I’m sitting in the tiny apartment that my mom recently bought close to my place because she is worried about me. I watch my daughter reading and I want to help her but don’t think I ever was trained to be with kids. I’m trying to swipe right but no man takes my fancy. My mom is cooking dinner for us. Like a consummate French, she does everything slowly and takes her time.
I wonder if I rushed through everything and didn’t let things pan out and deconstruct themselves before i uprooted myself and launched into something new. Something must be my fault too. It can’t all be the powers that be.
I don’t have a significant other and I don’t have a child. Two things that I had wanted to have at various stages of my life but put on hold due to work.
I don’t have a lot of money in the bank either. I had thought I’d be working forever and so hadn’t saved much. I started saving for the first time when I adopted.
I go through my friends’ Facebooks and some of them have had second and even third time marriages. I’ve had none. And I wanted to. I was engaged several times.
So much has been lost in the dust of time that it’s hard to find everything. I know I should be content with what is and not think about what could be.
But when you’ve had a history of being that professional who chased a career while planning a personal life and none of the personal goals ever materialize, you collect a lot of guilt. I could’ve avoided burnout if my life wasn’t singularly consumed by the race to have it all.
But wait! I never worked to have it all. If anything I worked to have a career and if it came with other stuff, well, that was awesome.
Many instances rushed in front of me. The pressure to prove myself as a professional woman. I didn’t date for many years because it reflected badly on my image as a driven women. Driven women don’t date or marry or have kids. They work.
The constant inquiry about my love life. To avoid embarrassment during dry spells in my dating life I would say things like I wasn’t looking. I strategically became available or unavailable based on how many men wanted to date me. Men can ask their friends to set them up. Women hesitate.
Also, it’s a turn off if settling down and having a relationship are dictated heavily by time and space.
Men that I was with soon became tired of playing second fiddle to my work. But I always played second fiddle to their work and never questioned it. I never compared work to myself because work is work. I wish they could’ve been the significant other that I was to them.
When I came down from criminal law to family law I was questioned about why I made the change. People suspected that I wasn’t driven enough or maybe I was starting a family. No one asked me what really happened. My mother was happy that I was finally leaving a man’s job, criminal law, to a man. Family law is what women should do, my mother said.
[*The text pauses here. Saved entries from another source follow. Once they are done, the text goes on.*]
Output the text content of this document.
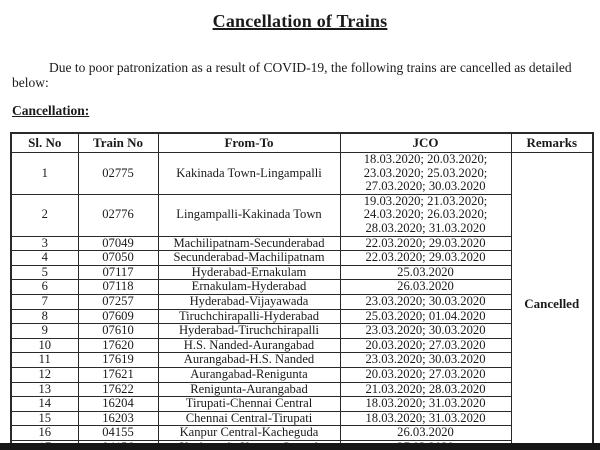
Cancellation of Trains

Due to poor patronization as a result of COVID-19, the following trains are cancelled as detailed below:

Cancellation:
Sl. No	Train No	From-To	JCO	Remarks
1	02775	Kakinada Town-Lingampalli	18.03.2020; 20.03.2020; 23.03.2020; 25.03.2020; 27.03.2020; 30.03.2020	Cancelled
2	02776	Lingampalli-Kakinada Town	19.03.2020; 21.03.2020; 24.03.2020; 26.03.2020; 28.03.2020; 31.03.2020	
3	07049	Machilipatnam-Secunderabad	22.03.2020; 29.03.2020	
4	07050	Secunderabad-Machilipatnam	22.03.2020; 29.03.2020	
5	07117	Hyderabad-Ernakulam	25.03.2020	
6	07118	Ernakulam-Hyderabad	26.03.2020	
7	07257	Hyderabad-Vijayawada	23.03.2020; 30.03.2020	
8	07609	Tiruchchirapalli-Hyderabad	25.03.2020; 01.04.2020	
9	07610	Hyderabad-Tiruchchirapalli	23.03.2020; 30.03.2020	
10	17620	H.S. Nanded-Aurangabad	20.03.2020; 27.03.2020	
11	17619	Aurangabad-H.S. Nanded	23.03.2020; 30.03.2020	
12	17621	Aurangabad-Renigunta	20.03.2020; 27.03.2020	
13	17622	Renigunta-Aurangabad	21.03.2020; 28.03.2020	
14	16204	Tirupati-Chennai Central	18.03.2020; 31.03.2020	
15	16203	Chennai Central-Tirupati	18.03.2020; 31.03.2020	
16	04155	Kanpur Central-Kacheguda	26.03.2020	
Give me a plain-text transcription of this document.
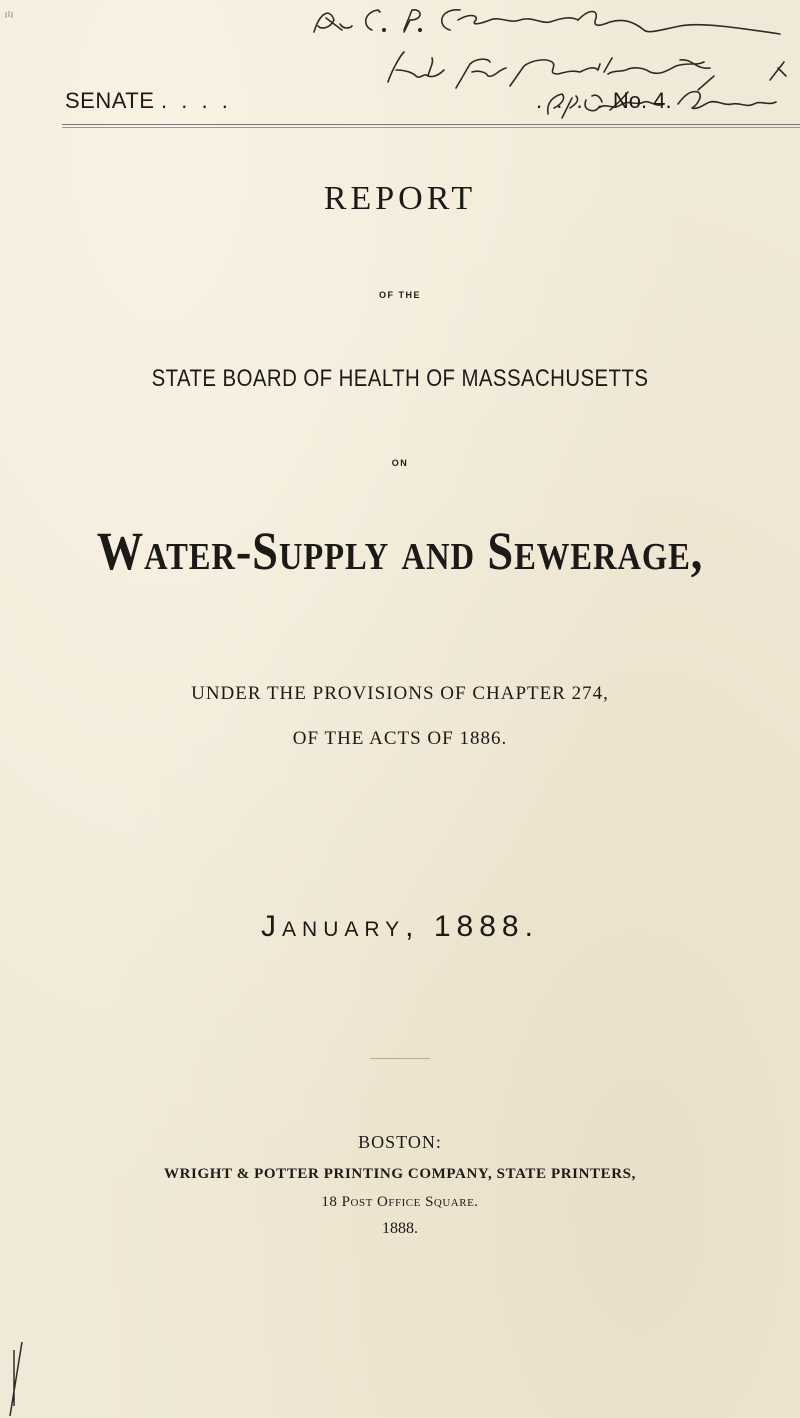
SENATE . . . .	. . . . No. 4.
REPORT
OF THE
STATE BOARD OF HEALTH OF MASSACHUSETTS
ON
Water-Supply and Sewerage,
UNDER THE PROVISIONS OF CHAPTER 274,
OF THE ACTS OF 1886.
January, 1888.
BOSTON:
WRIGHT & POTTER PRINTING COMPANY, STATE PRINTERS,
18 Post Office Square.
1888.
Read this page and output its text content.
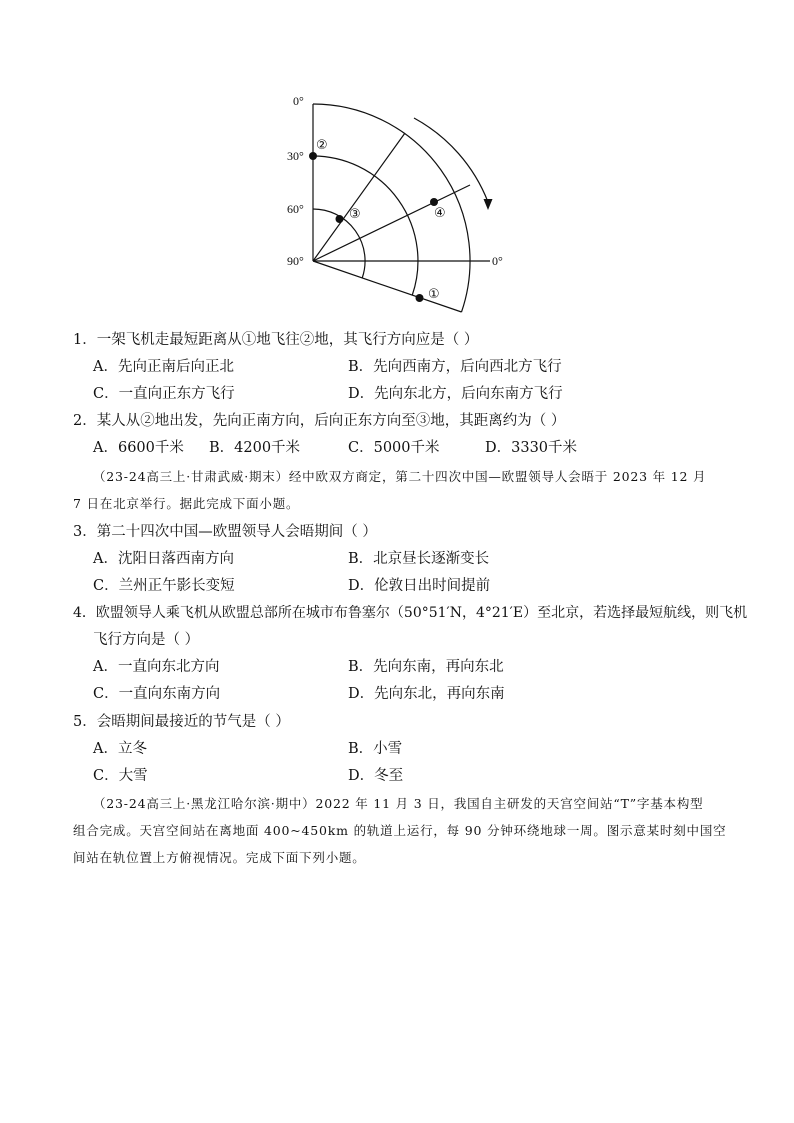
0°
30°
60°
90°	0°
②
③	④
①
1．一架飞机走最短距离从①地飞往②地，其飞行方向应是（ ）
A．先向正南后向正北	B．先向西南方，后向西北方飞行
C．一直向正东方飞行	D．先向东北方，后向东南方飞行
2．某人从②地出发，先向正南方向，后向正东方向至③地，其距离约为（ ）
A．6600千米 B．4200千米	C．5000千米	D．3330千米
（23-24高三上·甘肃武威·期末）经中欧双方商定，第二十四次中国—欧盟领导人会晤于 2023 年 12 月
7 日在北京举行。据此完成下面小题。
3．第二十四次中国—欧盟领导人会晤期间（ ）
A．沈阳日落西南方向	B．北京昼长逐渐变长
C．兰州正午影长变短	D．伦敦日出时间提前
4．欧盟领导人乘飞机从欧盟总部所在城市布鲁塞尔（50°51′N，4°21′E）至北京，若选择最短航线，则飞机
飞行方向是（ ）
A．一直向东北方向	B．先向东南，再向东北
C．一直向东南方向	D．先向东北，再向东南
5．会晤期间最接近的节气是（ ）
A．立冬	B．小雪
C．大雪	D．冬至
（23-24高三上·黑龙江哈尔滨·期中）2022 年 11 月 3 日，我国自主研发的天宫空间站“T”字基本构型
组合完成。天宫空间站在离地面 400~450km 的轨道上运行，每 90 分钟环绕地球一周。图示意某时刻中国空
间站在轨位置上方俯视情况。完成下面下列小题。
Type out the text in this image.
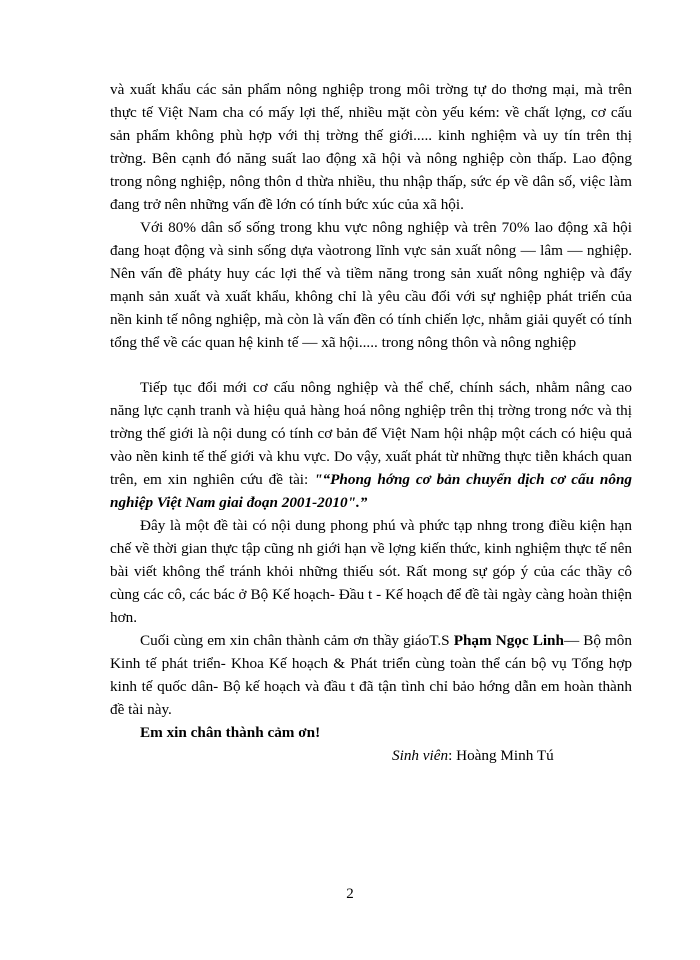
và xuất khẩu các sản phẩm nông nghiệp trong môi trờng tự do thơng mại, mà trên thực tế Việt Nam cha có mấy lợi thế, nhiều mặt còn yếu kém: về chất lợng, cơ cấu sản phẩm không phù hợp với thị trờng thế giới..... kinh nghiệm và uy tín trên thị trờng. Bên cạnh đó năng suất lao động xã hội và nông nghiệp còn thấp. Lao động trong nông nghiệp, nông thôn d thừa nhiều, thu nhập thấp, sức ép về dân số, việc làm đang trở nên những vấn đề lớn có tính bức xúc của xã hội.

Với 80% dân số sống trong khu vực nông nghiệp và trên 70% lao động xã hội đang hoạt động và sinh sống dựa vàotrong lĩnh vực sản xuất nông — lâm — nghiệp. Nên vấn đề pháty huy các lợi thế và tiềm năng trong sản xuất nông nghiệp và đẩy mạnh sản xuất và xuất khẩu, không chỉ là yêu cầu đối với sự nghiệp phát triển của nền kinh tế nông nghiệp, mà còn là vấn đền có tính chiến lợc, nhằm giải quyết có tính tổng thể về các quan hệ kinh tế — xã hội..... trong nông thôn và nông nghiệp

Tiếp tục đổi mới cơ cấu nông nghiệp và thể chế, chính sách, nhằm nâng cao năng lực cạnh tranh và hiệu quả hàng hoá nông nghiệp trên thị trờng trong nớc và thị trờng thế giới là nội dung có tính cơ bản để Việt Nam hội nhập một cách có hiệu quả vào nền kinh tế thế giới và khu vực. Do vậy, xuất phát từ những thực tiễn khách quan trên, em xin nghiên cứu đề tài: "“Phong hớng cơ bản chuyển dịch cơ cấu nông nghiệp Việt Nam giai đoạn 2001-2010".”

Đây là một đề tài có nội dung phong phú và phức tạp nhng trong điều kiện hạn chế về thời gian thực tập cũng nh giới hạn về lợng kiến thức, kinh nghiệm thực tế nên bài viết không thể tránh khỏi những thiếu sót. Rất mong sự góp ý của các thầy cô cùng các cô, các bác ở Bộ Kế hoạch- Đầu t - Kế hoạch để đề tài ngày càng hoàn thiện hơn.

Cuối cùng em xin chân thành cảm ơn thầy giáoT.S Phạm Ngọc Linh— Bộ môn Kinh tế phát triển- Khoa Kế hoạch & Phát triển cùng toàn thể cán bộ vụ Tổng hợp kinh tế quốc dân- Bộ kế hoạch và đầu t đã tận tình chỉ bảo hớng dẫn em hoàn thành đề tài này.

Em xin chân thành cảm ơn!

Sinh viên: Hoàng Minh Tú

2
But when I further lessened my workload by adopting copyright litigation I was reminded by everyone that breaking back into family law would be so much harder. But I didn’t want to break back into family law. I wanted to do criminal law again but had zero work friends as there have traditionally been very few women there. I couldn’t share my experiences with many people who didn’t get it and it got lonely.
My burnout or the various forms of it didn’t occur because I worked demanding jobs. They occurred due to the loneliness that many women feel at work. Working women, whether single or married, have a life of loneliness because there are so few of us compared to the number of women who settle down and make a home. We are too single for the single girls who have temporary jobs until they’re settled with a better prospect or find someone that they can set up a family with and adopt the role of a homemaker. We are too single again for the married women whose husbands we work with. It’s a conundrum.
And so we continue to use our work as our fuel and sustenance. We continue to face a type of burn out that has roots in moral injury. We continue to sit indoors on lonely days and long nights waiting for the next best job to save us.